Avete mai sentito parlare di landing page? Ogni giorno, in tutto il mondo, milioni di persone visitano pagine web: un sovraffollamento online clamoroso e indistinto. Ebbene, come possiamo ottenere i risultati di business sperati su Internet e come possiamo aumentare le conversioni del nostro sito? Uno dei modi migliori, oltre a un piano di comunicazione digitale, è avere una landing page specifica con un design usabile e con una User Experience accattivante e moderna.

Che cos’è una landing page?

landing page check up sito web

La landing page, detta anche pagina di atterraggio, è un minisito a pagina unica (detto “one page site”) che cerca di pilotare la navigazione degli utenti verso una determinata azione, in gergo “Call to action” (in breve “CTA”). Di solito si arriva in una landing provenendo da una campagna di web marketing, ovvero da un un banner display pubblicitario, da annuncio pay per click su Google AdWords, da un’inserzione Facebook Ads o anche da un’iniziativa di Direct Email Marketing.

Quando è consigliata una landing page?

Può essere una buona idea progettare una landing per far conoscere una App e per evidenziare una particolare funzione del sito web. Ma anche per incrementare iscrizioni e registrazioni così come per far compilare form e moduli. Diventa una tecnica basilare per aumentare il database di iscritti a una newsletter o per far scaricare ebook, PDF e format del genere. Più in generale, in uno shop online, la landing serve a concentrare il focus attenzionale di uno specifico prodotto in vendita. 

Con quali elementi si disegna una landing page?

come progettare landing page

  • Marchio e payoff;
  • Headline e sottotitolo;
  • Consumer Benefit;
  • Elenco puntato con reason why razionali e emotive;
  • Descrizione testuale persuasiva;
  • Immagine visual promozionale (per i più tecnici “Hero image”);
  • Bottone di “act now” della call to action;
  • Eventuali contatti e domande frequenti. 
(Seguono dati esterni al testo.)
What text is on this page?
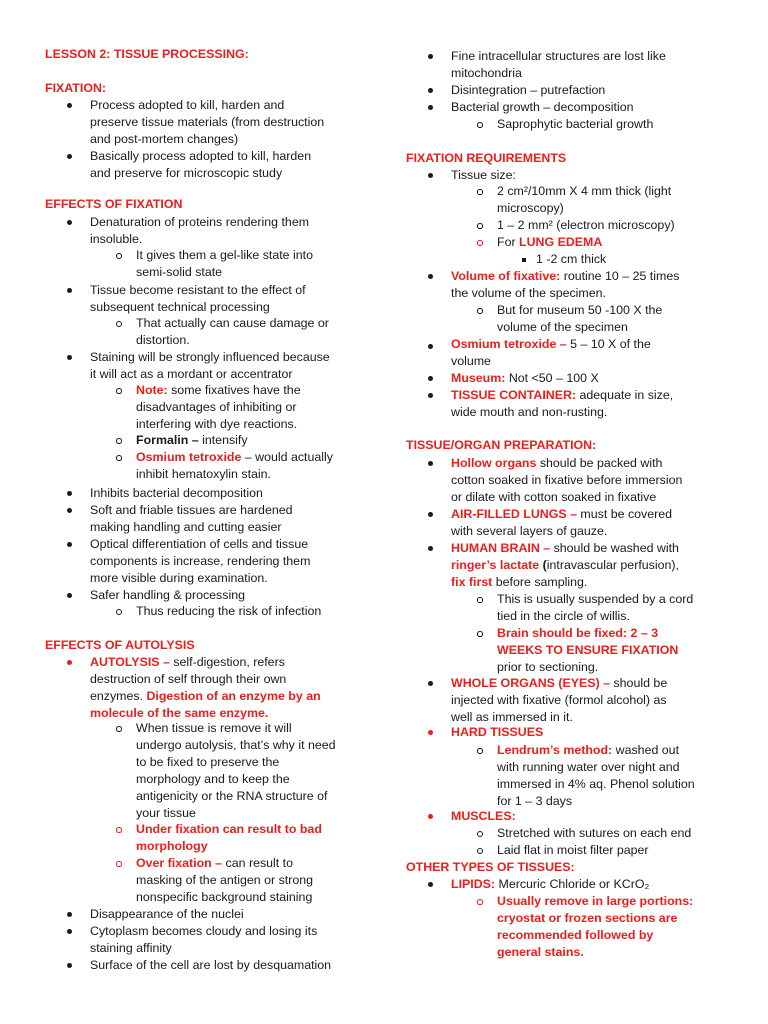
LESSON 2: TISSUE PROCESSING:
FIXATION:
Process adopted to kill, harden and
preserve tissue materials (from destruction
and post-mortem changes)
Basically process adopted to kill, harden
and preserve for microscopic study
EFFECTS OF FIXATION
Denaturation of proteins rendering them
insoluble.
It gives them a gel-like state into
semi-solid state
Tissue become resistant to the effect of
subsequent technical processing
That actually can cause damage or
distortion.
Staining will be strongly influenced because
it will act as a mordant or accentrator
Note: some fixatives have the
disadvantages of inhibiting or
interfering with dye reactions.
Formalin – intensify
Osmium tetroxide – would actually
inhibit hematoxylin stain.
Inhibits bacterial decomposition
Soft and friable tissues are hardened
making handling and cutting easier
Optical differentiation of cells and tissue
components is increase, rendering them
more visible during examination.
Safer handling & processing
Thus reducing the risk of infection
EFFECTS OF AUTOLYSIS
AUTOLYSIS – self-digestion, refers
destruction of self through their own
enzymes. Digestion of an enzyme by an
molecule of the same enzyme.
When tissue is remove it will
undergo autolysis, that’s why it need
to be fixed to preserve the
morphology and to keep the
antigenicity or the RNA structure of
your tissue
Under fixation can result to bad
morphology
Over fixation – can result to
masking of the antigen or strong
nonspecific background staining
Disappearance of the nuclei
Cytoplasm becomes cloudy and losing its
staining affinity
Surface of the cell are lost by desquamation
Fine intracellular structures are lost like
mitochondria
Disintegration – putrefaction
Bacterial growth – decomposition
Saprophytic bacterial growth
FIXATION REQUIREMENTS
Tissue size:
2 cm²/10mm X 4 mm thick (light
microscopy)
1 – 2 mm² (electron microscopy)
For LUNG EDEMA
1 -2 cm thick
Volume of fixative: routine 10 – 25 times
the volume of the specimen.
But for museum 50 -100 X the
volume of the specimen
Osmium tetroxide – 5 – 10 X of the
volume
Museum: Not <50 – 100 X
TISSUE CONTAINER: adequate in size,
wide mouth and non-rusting.
TISSUE/ORGAN PREPARATION:
Hollow organs should be packed with
cotton soaked in fixative before immersion
or dilate with cotton soaked in fixative
AIR-FILLED LUNGS – must be covered
with several layers of gauze.
HUMAN BRAIN – should be washed with
ringer’s lactate (intravascular perfusion),
fix first before sampling.
This is usually suspended by a cord
tied in the circle of willis.
Brain should be fixed: 2 – 3
WEEKS TO ENSURE FIXATION
prior to sectioning.
WHOLE ORGANS (EYES) – should be
injected with fixative (formol alcohol) as
well as immersed in it.
HARD TISSUES
Lendrum’s method: washed out
with running water over night and
immersed in 4% aq. Phenol solution
for 1 – 3 days
MUSCLES:
Stretched with sutures on each end
Laid flat in moist filter paper
OTHER TYPES OF TISSUES:
LIPIDS: Mercuric Chloride or KCrO₂
Usually remove in large portions:
cryostat or frozen sections are
recommended followed by
general stains.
Il decalogo per disegnare una landing page che converte:

landing page mockup test a b

  1. Pensarla da subito cross-mediale e mobile-first perché la navigazione avverrà su qualsiasi dispositivo;
  2. Adottare una User Interface bella e professionale (qui trovate più di 600 template di landing page);
  3. Look & Feel pulito, piatto e ultra-minimale;
  4. L’immagine e il fotografico devono essere rappresentativi;
  5. La pagina deve essere leggera e rapida nel caricamento;
  6. Inserire, se opportuno, un eventuale video che sintetizza la proposta di valore;
  7. Evitare blocchi di testo, preferire invece elenchi puntati e grassetti per risaltare le keyword SEO;
  8. Scrivere pochissimi contenuti testuali e collocarli in posizioni veloci da scansionare con lo sguardo;
  9. Evidenziare la cromia del bottone di call to action rispetto al resto della grafica;
  10. Testate, testate e testate ancora con un A/B test oppure con un Multivariate test.